Bassa produttività significa avere più inflazione di Paesi più competitivi, per via dell’inefficienza pubblica che comporta tariffe e  tassazioni più elevate – per esempio sui carburanti, in un Paese a forte dipendenza energetica – nonché prezzi finali più alti per molti beni e servizi esposti a bassa concorrenza sul mercato domestico. I sindacati ottennero a lungo vantaggi sui salari, grazie all’inflazione elevata. Ma dalla fine della scala mobile a metà anni ’80, e poi col patto del ’93 con Ciampi che introdusse a fini di rivalutazione salariale l’inflazione programmata invece di quella reale, i salari anno dopo anno hanno perso diversi punti, rispetto all’inflazione reale. E’ un contrappasso amaro. Più grave, per le qualifiche medie e soprattutto basse. Un paese a bassa produttività equilibra vaste nicchie di prezzo e costo protetti con costi abbassati e prezzi più elevati invece per chi lavora.
La terza ragione è che in un’Italia a bassa produttività e in cui la base salariale si fissa nei contratti nazionali di categoria, il sindacato finisce per livellare le retribuzioni contrattuali base sulle categorie meno produttive, per evitare proteste tra diverse specializzazioni dei propri iscritti. Contando sul fatto che in cambio resti inalterata la rigidità in uscita dal lavoro con l’articolo 18, e la contrattazione decentrata di esuberi economici tramite la Cassa integrazione: i riti di cui vivono le rappresentanze centralizzate di lavoro e impresa.

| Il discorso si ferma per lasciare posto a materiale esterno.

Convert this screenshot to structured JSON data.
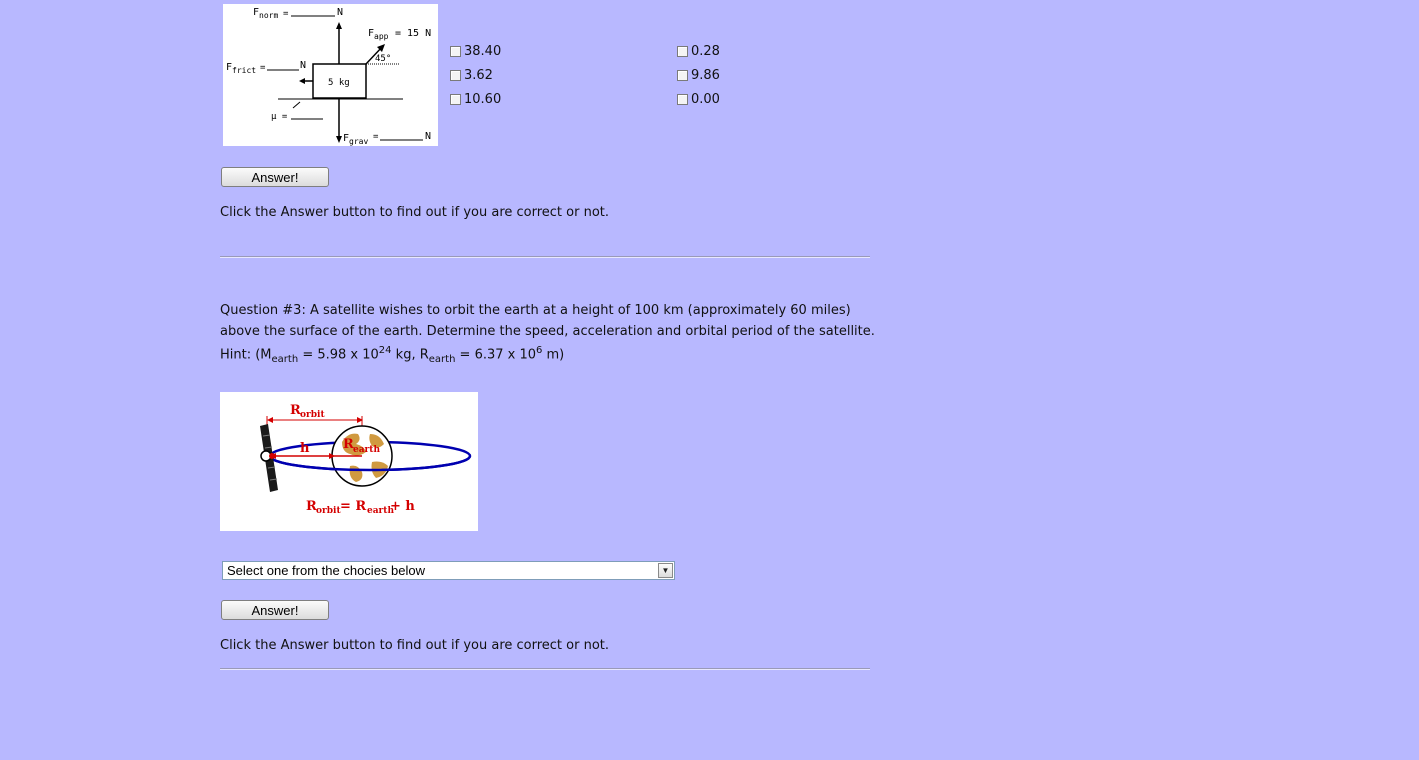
{
  "q2": {
    "diagram": {
      "fnorm": "F",
      "fnorm_sub": "norm",
      "fnorm_eq": "=",
      "unit_n": "N",
      "fapp": "F",
      "fapp_sub": "app",
      "fapp_val": "= 15  N",
      "angle": "45°",
      "ffrict": "F",
      "ffrict_sub": "frict",
      "ffrict_eq": "=",
      "mass": "5 kg",
      "mu": "μ =",
      "fgrav": "F",
      "fgrav_sub": "grav",
      "fgrav_eq": "="
    },
    "options_left": [
      "38.40",
      "3.62",
      "10.60"
    ],
    "options_right": [
      "0.28",
      "9.86",
      "0.00"
    ],
    "answer_label": "Answer!",
    "feedback": "Click the Answer button to find out if you are correct or not."
  },
  "q3": {
    "question": "Question #3: A satellite wishes to orbit the earth at a height of 100 km (approximately 60 miles) above the surface of the earth. Determine the speed, acceleration and orbital period of the satellite.",
    "hint_prefix": "Hint: (M",
    "hint_sub1": "earth",
    "hint_mid1": " = 5.98 x 10",
    "hint_sup1": "24",
    "hint_mid2": " kg, R",
    "hint_sub2": "earth",
    "hint_mid3": " = 6.37 x 10",
    "hint_sup2": "6",
    "hint_end": " m)",
    "diagram": {
      "r_orbit": "R",
      "r_orbit_sub": "orbit",
      "h": "h",
      "r_earth": "R",
      "r_earth_sub": "earth",
      "eq_r": "R",
      "eq_r_sub": "orbit",
      "eq_eq": " = R",
      "eq_earth_sub": "earth",
      "eq_plus": " + h"
    },
    "select_value": "Select one from the chocies below",
    "answer_label": "Answer!",
    "feedback": "Click the Answer button to find out if you are correct or not."
  },
  "colors": {
    "background": "#b8b8ff",
    "diagram_red": "#d40000",
    "orbit_blue": "#0000b0",
    "earth_tan": "#d09a40"
  }
}
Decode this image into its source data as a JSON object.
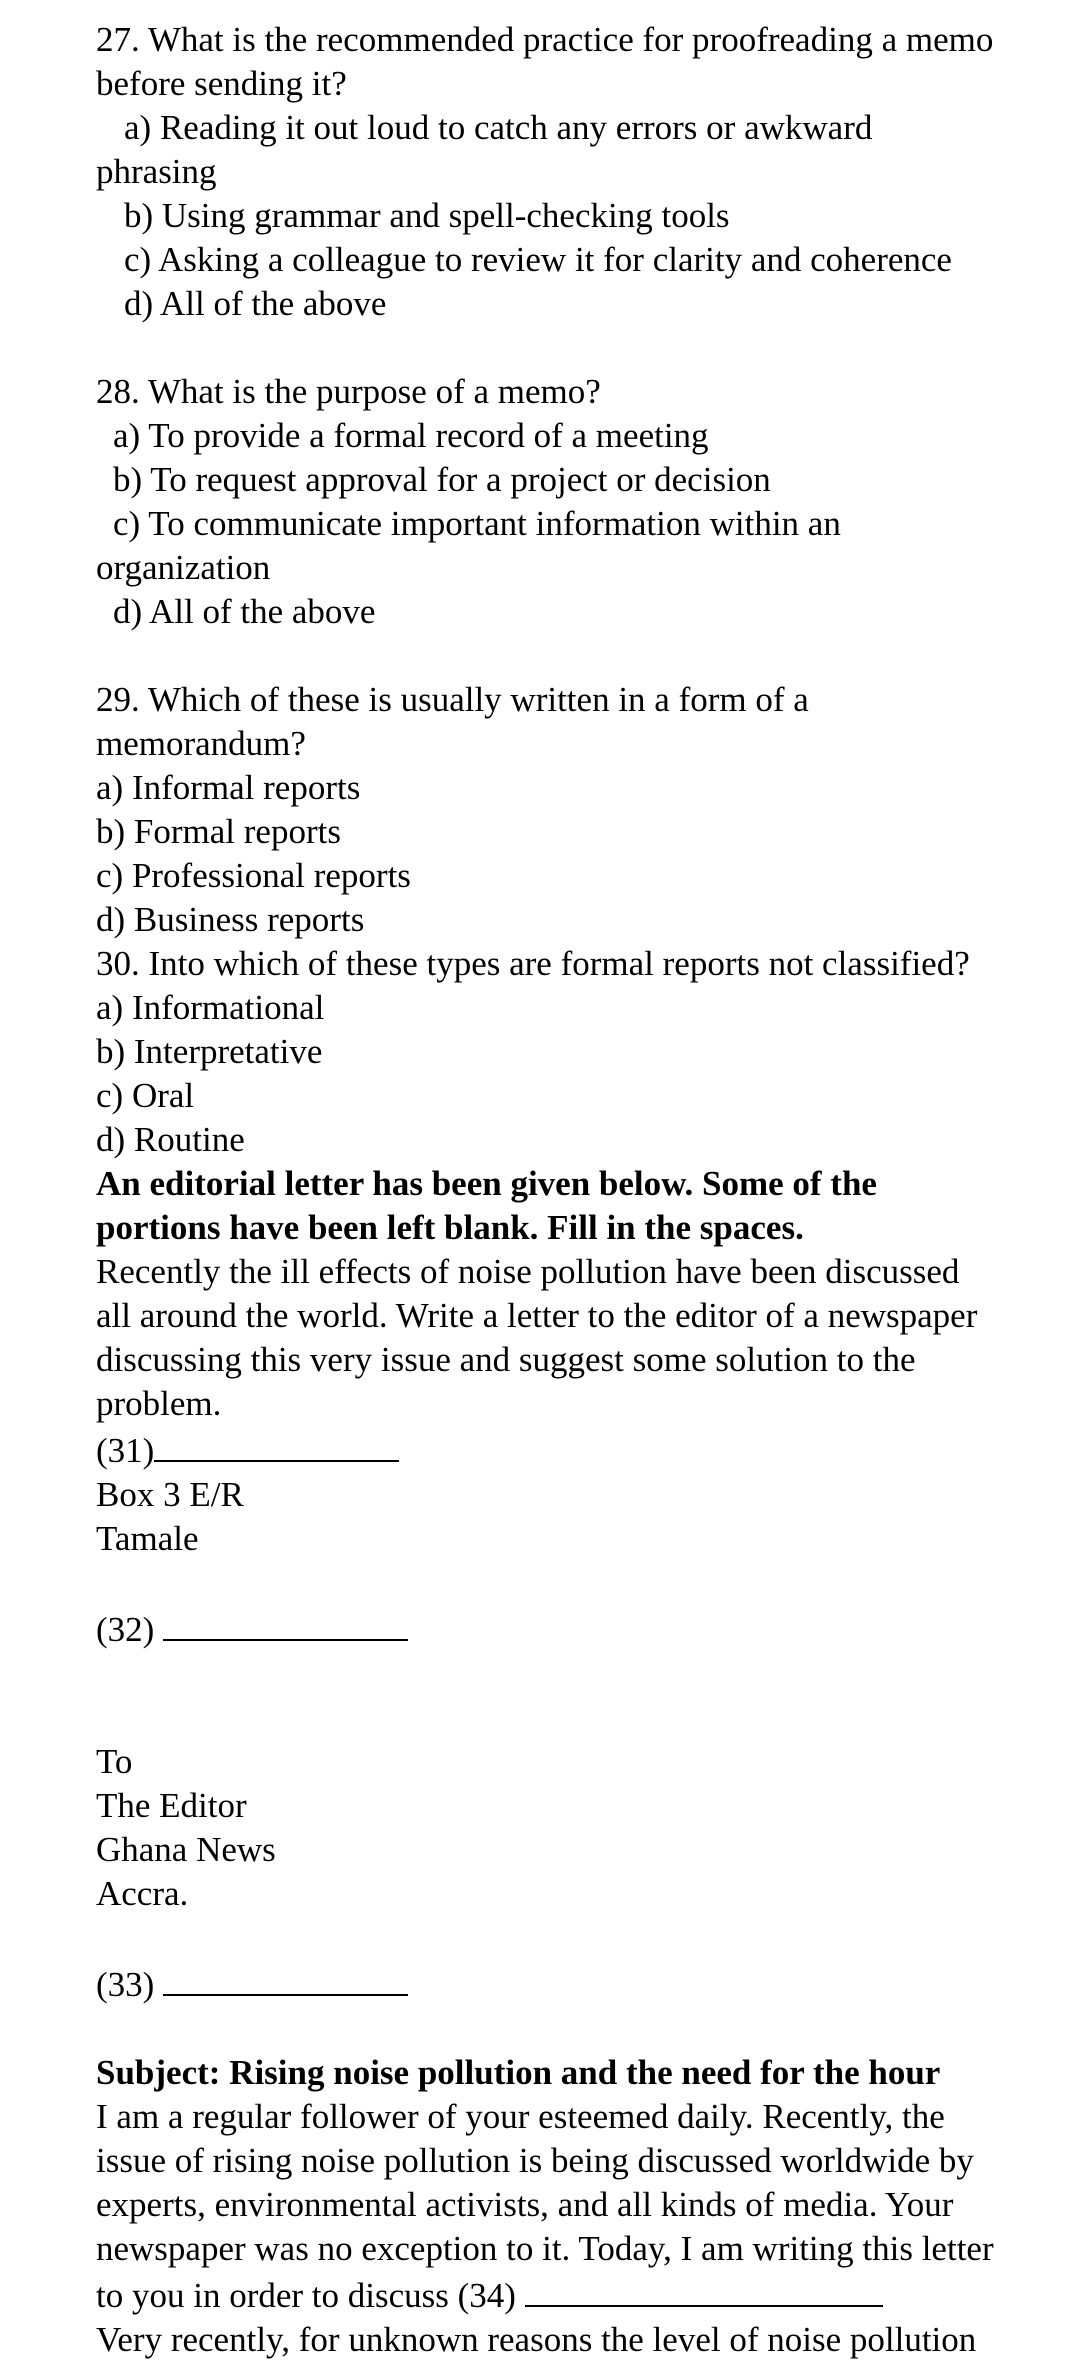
{
  "questions": [
    {
      "number": "27.",
      "text_line1": "27. What is the recommended practice for proofreading a memo",
      "text_line2": "before sending it?",
      "options": [
        {
          "line1": "a) Reading it out loud to catch any errors or awkward",
          "line2": "phrasing"
        },
        {
          "line1": "b) Using grammar and spell-checking tools"
        },
        {
          "line1": "c) Asking a colleague to review it for clarity and coherence"
        },
        {
          "line1": "d) All of the above"
        }
      ]
    },
    {
      "number": "28.",
      "text_line1": "28. What is the purpose of a memo?",
      "options": [
        {
          "line1": "a) To provide a formal record of a meeting"
        },
        {
          "line1": "b) To request approval for a project or decision"
        },
        {
          "line1": "c) To communicate important information within an",
          "line2": "organization"
        },
        {
          "line1": "d) All of the above"
        }
      ]
    },
    {
      "number": "29.",
      "text_line1": "29. Which of these is usually written in a form of a",
      "text_line2": "memorandum?",
      "options": [
        {
          "line1": "a) Informal reports"
        },
        {
          "line1": "b) Formal reports"
        },
        {
          "line1": "c) Professional reports"
        },
        {
          "line1": "d) Business reports"
        }
      ]
    },
    {
      "number": "30.",
      "text_line1": "30. Into which of these types are formal reports not classified?",
      "options": [
        {
          "line1": "a) Informational"
        },
        {
          "line1": "b) Interpretative"
        },
        {
          "line1": "c) Oral"
        },
        {
          "line1": "d) Routine"
        }
      ]
    }
  ],
  "instruction": {
    "line1": "An editorial letter has been given below. Some of the",
    "line2": "portions have been left blank. Fill in the spaces."
  },
  "prompt": {
    "lines": [
      "Recently the ill effects of noise pollution have been discussed",
      "all around the world. Write a letter to the editor of a newspaper",
      "discussing this very issue and suggest some solution to the",
      "problem."
    ]
  },
  "letter": {
    "blank31_label": "(31)",
    "sender_address": [
      "Box 3 E/R",
      "Tamale"
    ],
    "blank32_label": "(32) ",
    "recipient": [
      "To",
      "The Editor",
      "Ghana News",
      "Accra."
    ],
    "blank33_label": "(33) ",
    "subject": "Subject: Rising noise pollution and the need for the hour",
    "body_lines": [
      "I am a regular follower of your esteemed daily. Recently, the",
      "issue of rising noise pollution is being discussed worldwide by",
      "experts, environmental activists, and all kinds of media. Your",
      "newspaper was no exception to it. Today, I am writing this letter"
    ],
    "blank34_prefix": "to you in order to discuss (34) ",
    "continuation_line": "Very recently, for unknown reasons the level of noise pollution"
  }
}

Delle tre ragioni, la prima vede lo Stato colpevole, lavoratori e imprese vittime. Nella seconda, i lavoratori sono vittime e i sindacati parte responsabile, per gli eccessi inflazionistici precedenti. Della terza, il colpevole è chi pensa che il salario debba essere definito in maniera centralizzata, invece che sui posti di lavoro dove si formano le rispettive curve di costo e dove si deve morderle con produttività aggiuntiva, da cui lavoro e impresa insieme possono avvantaggiarsi. Per salari più elevati vanno cambiate radicalmente queste tre cose, non invocare buste paga tedesche lasciando l’Italia com’è adesso.